I prefer media interviews to media reviews for the simple reason that an interview is a dialogue; a review is a monologue. As my book, Innovation Stories from India Inc: Their Story in Their Words, Bloomsbury India, July 2017 builds a readership, let me clear up the misconceptions that have appeared in some media reviews.
The stories are too short.
There are 23 stories in the book with an average length of about 2100 words -- the size of a typical business magazine article. The idea was to cover a cross-section of companies -- start-ups, midsized and large companies, MNCs, and conglomerates -- without being boring.
The first-person format is generous to CEOs and does not evaluate their claims.
The book is a collection of stories structured in two parts: an introduction by me covering the history and financials of a company; and a first-person account by its leader describing its innovation journey. The first-person accounts were crafted from personal interviews and supplementary research to check facts and fill gaps in the narrative. This not only makes the stories authentic but also preserves the distinctive voice of individual CEOs. And because the stories are in first-person, every CEO was careful about their claims.
You have tiptoed around the Ratan Tata – Cyrus Mistry boardroom conflict.
I met Ratan Tata to get his perspective on innovation in Indian industry based on his 20 years as the head of India’s largest business group. Why would I ruin the story by opining on a boardroom battle? Everyone agrees that Ratan Tata provides unique insights in the book.
The book covers old ground when talking about innovations like the low cost refrigerator from Godrej or the low cost ECG from GE.
This criticism highlights a common confusion about innovation. Innovation is not limited to making new products. Innovation also covers processes and business models that result in significant and measurable gains.
The Godrej story, for example, is certainly not intended to be a laundry list of innovative products they have produced over the years. The story describes how the group is using Economic Value Added as a metric and the Theory of Constraints as a process to achieve desired objectives and deliver superior returns. One example of this is the zero or negative working capital at the Godrej consumer products business. That’s innovation.
When Nestle India applies the learning from its Maggi crisis to crunch cycle times and produce more products faster than at any time in its 100-year history in India, that’s innovation.

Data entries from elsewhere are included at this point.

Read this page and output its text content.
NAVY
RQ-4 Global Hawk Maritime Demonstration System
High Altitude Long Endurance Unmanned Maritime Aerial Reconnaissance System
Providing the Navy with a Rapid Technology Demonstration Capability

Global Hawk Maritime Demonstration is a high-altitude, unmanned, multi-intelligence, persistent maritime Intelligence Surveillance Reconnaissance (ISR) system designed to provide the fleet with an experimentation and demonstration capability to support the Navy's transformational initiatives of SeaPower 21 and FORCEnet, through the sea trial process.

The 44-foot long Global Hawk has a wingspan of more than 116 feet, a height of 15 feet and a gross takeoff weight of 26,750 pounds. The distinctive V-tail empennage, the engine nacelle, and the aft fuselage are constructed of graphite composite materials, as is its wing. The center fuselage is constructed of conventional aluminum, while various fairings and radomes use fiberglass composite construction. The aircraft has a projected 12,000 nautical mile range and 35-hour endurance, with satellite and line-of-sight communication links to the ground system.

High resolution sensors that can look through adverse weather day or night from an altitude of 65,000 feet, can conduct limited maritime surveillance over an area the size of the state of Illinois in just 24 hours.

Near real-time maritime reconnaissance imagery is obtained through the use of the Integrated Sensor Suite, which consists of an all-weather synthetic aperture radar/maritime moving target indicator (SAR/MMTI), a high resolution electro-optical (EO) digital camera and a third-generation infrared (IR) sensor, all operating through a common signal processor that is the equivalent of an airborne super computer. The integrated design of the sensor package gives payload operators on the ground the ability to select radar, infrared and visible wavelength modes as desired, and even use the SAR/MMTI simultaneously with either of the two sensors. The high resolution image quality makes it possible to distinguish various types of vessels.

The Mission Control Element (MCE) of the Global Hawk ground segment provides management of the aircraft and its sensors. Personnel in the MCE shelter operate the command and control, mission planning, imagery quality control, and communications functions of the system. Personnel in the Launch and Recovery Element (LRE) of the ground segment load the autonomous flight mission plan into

When Narayana Hospitals cuts costs and creates capacity to pay so that heart surgery becomes affordable, that’s innovation. That’s why the Wall Street Journal calls Dr Devi Shetty, the founder of Narayana, the ‘Henry Ford of heart surgery’.
The book tells these stories and more.
Some companies seem too small or too new to be in the book.
The book covers companies from start-ups to conglomerates, and so start-ups such as Paytm and Quintillion Media (publisher of The Quint) are juxtaposed with established giants. But these companies are exciting work-in-progress run by founders with a track record and they have interesting stories to tell.
Another small company, brand consultancy Chlorophyll, is in the book because it is one of the rare advertising and branding companies in India that are still independent – most others have foreign principals. Chlorophyll is in the book on merit; it has helped create or modify over 200 brands. I worked with Chlorophyll on a project and use that experience to describe the behind-the-scenes process of how a brand is created.
In the Tata Motors story, you ignore their new IMPACT design approach.
Um, the Impact design approach is for the Tata Motors passenger cars. My story is about their commercial vehicles business!